Project: Socio-Technical Environments for Distributed Communities
There is a famous observation: "If Organization X only knew what Organization X knows"!
The project should analyze and develop design guidelines by examining the commonalities and idiosyncrasies of distinct distributed communities; examples to look at:
- the SAP Developer Network community, consisting of more than one million registered users forming a highly active online community of developers, consultants, integrators, and business analysts building and sharing knowledge about SAP technologies via wikis, expert blogs, discussion forums, code samples, training materials, and a technical library (https://www.sdn.sap.com/irj/sdn); and
- the Sun Developer Network community, which is similar to SAP Developer Network, but that Java technologies (http://developers.sun.com); and
- the CreativeIT community (for details see below), consisting of participants in the NSF CISE research program on "Creativity and IT." (http://swiki.cs.colorado.edu/CreativeIT)

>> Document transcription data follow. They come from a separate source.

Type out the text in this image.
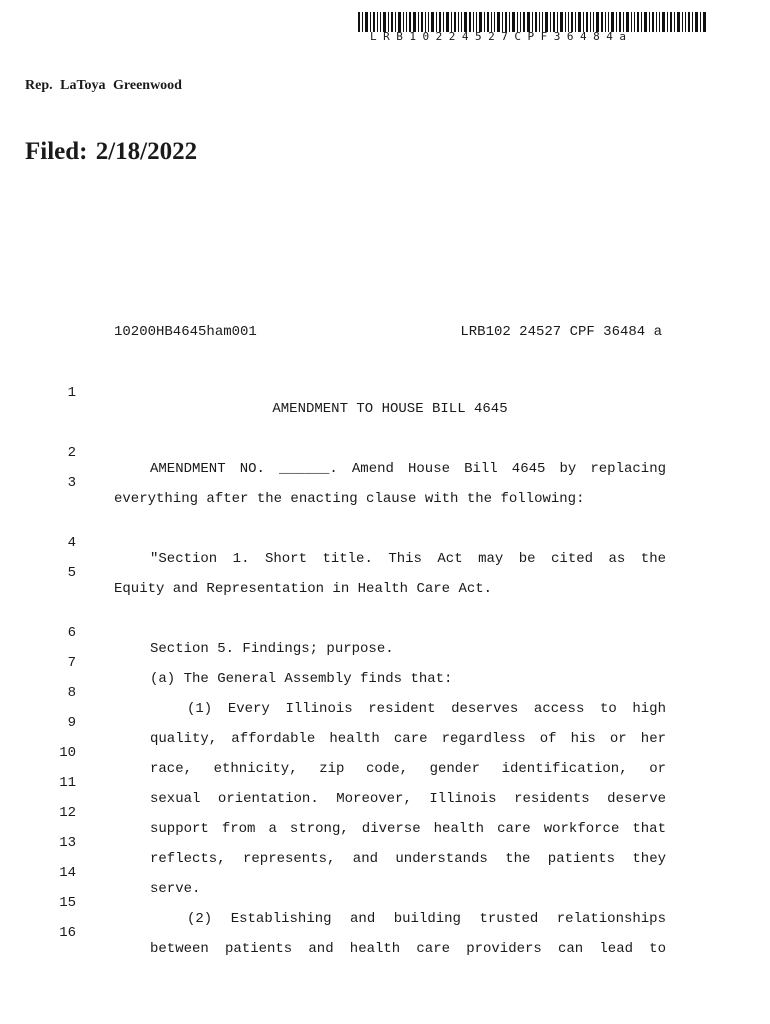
LRB10224527CPF36484a
Rep. LaToya Greenwood
Filed: 2/18/2022
10200HB4645ham001	LRB102 24527 CPF 36484 a

1

AMENDMENT TO HOUSE BILL 4645

2

AMENDMENT NO. ______. Amend House Bill 4645 by replacing

3

everything after the enacting clause with the following:

4

"Section 1. Short title. This Act may be cited as the

5

Equity and Representation in Health Care Act.

6

Section 5. Findings; purpose.

7

(a) The General Assembly finds that:

8

(1) Every Illinois resident deserves access to high

9

quality, affordable health care regardless of his or her

10

race, ethnicity, zip code, gender identification, or

11

sexual orientation. Moreover, Illinois residents deserve

12

support from a strong, diverse health care workforce that

13

reflects, represents, and understands the patients they

14

serve.

15

(2) Establishing and building trusted relationships

16

between patients and health care providers can lead to
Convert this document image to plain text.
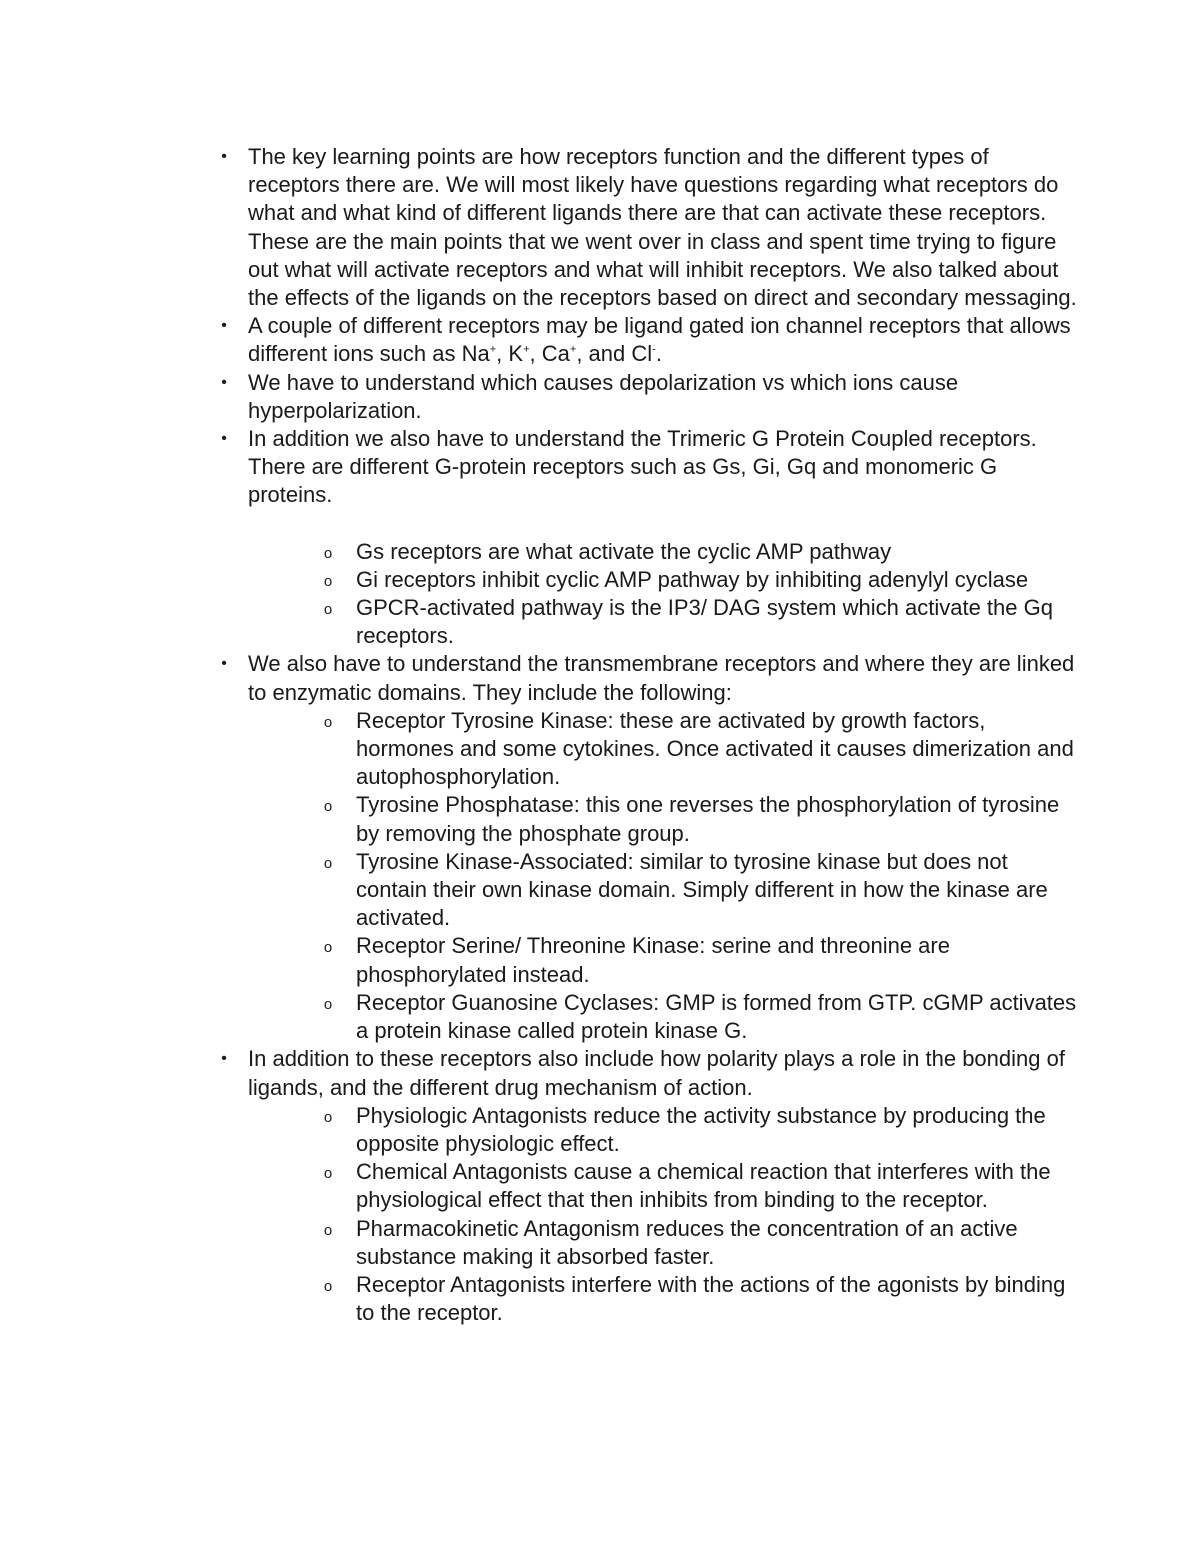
• The key learning points are how receptors function and the different types of receptors there are. We will most likely have questions regarding what receptors do what and what kind of different ligands there are that can activate these receptors. These are the main points that we went over in class and spent time trying to figure out what will activate receptors and what will inhibit receptors. We also talked about the effects of the ligands on the receptors based on direct and secondary messaging.
• A couple of different receptors may be ligand gated ion channel receptors that allows different ions such as Na+, K+, Ca+, and Cl-.
• We have to understand which causes depolarization vs which ions cause hyperpolarization.
• In addition we also have to understand the Trimeric G Protein Coupled receptors. There are different G-protein receptors such as Gs, Gi, Gq and monomeric G proteins.
o Gs receptors are what activate the cyclic AMP pathway
o Gi receptors inhibit cyclic AMP pathway by inhibiting adenylyl cyclase
o GPCR-activated pathway is the IP3/ DAG system which activate the Gq receptors.
• We also have to understand the transmembrane receptors and where they are linked to enzymatic domains. They include the following:
o Receptor Tyrosine Kinase: these are activated by growth factors, hormones and some cytokines. Once activated it causes dimerization and autophosphorylation.
o Tyrosine Phosphatase: this one reverses the phosphorylation of tyrosine by removing the phosphate group.
o Tyrosine Kinase-Associated: similar to tyrosine kinase but does not contain their own kinase domain. Simply different in how the kinase are activated.
o Receptor Serine/ Threonine Kinase: serine and threonine are phosphorylated instead.
o Receptor Guanosine Cyclases: GMP is formed from GTP. cGMP activates a protein kinase called protein kinase G.
• In addition to these receptors also include how polarity plays a role in the bonding of ligands, and the different drug mechanism of action.
o Physiologic Antagonists reduce the activity substance by producing the opposite physiologic effect.
o Chemical Antagonists cause a chemical reaction that interferes with the physiological effect that then inhibits from binding to the receptor.
o Pharmacokinetic Antagonism reduces the concentration of an active substance making it absorbed faster.
o Receptor Antagonists interfere with the actions of the agonists by binding to the receptor.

The project should analyze and explore the following issues in order to identify major sociotechnical design factors that support or hinder learning and discovery:
- Are the information needs of members diversified and idiosyncratic to their unique context and not easily covered with the traditional support based on documentation?
- Does the participation of members in such communities constitute Long Tail distributions? Analysis should focus on the peer support aspect of community members, attempting to understand the importance of the accumulated effects of little support given by a large percentage of members. For example, what is the distribution of produces to consumers?
- What motivates users to participate? What are the positive and negative effects of extrinsic incentives such as ratings and point systems?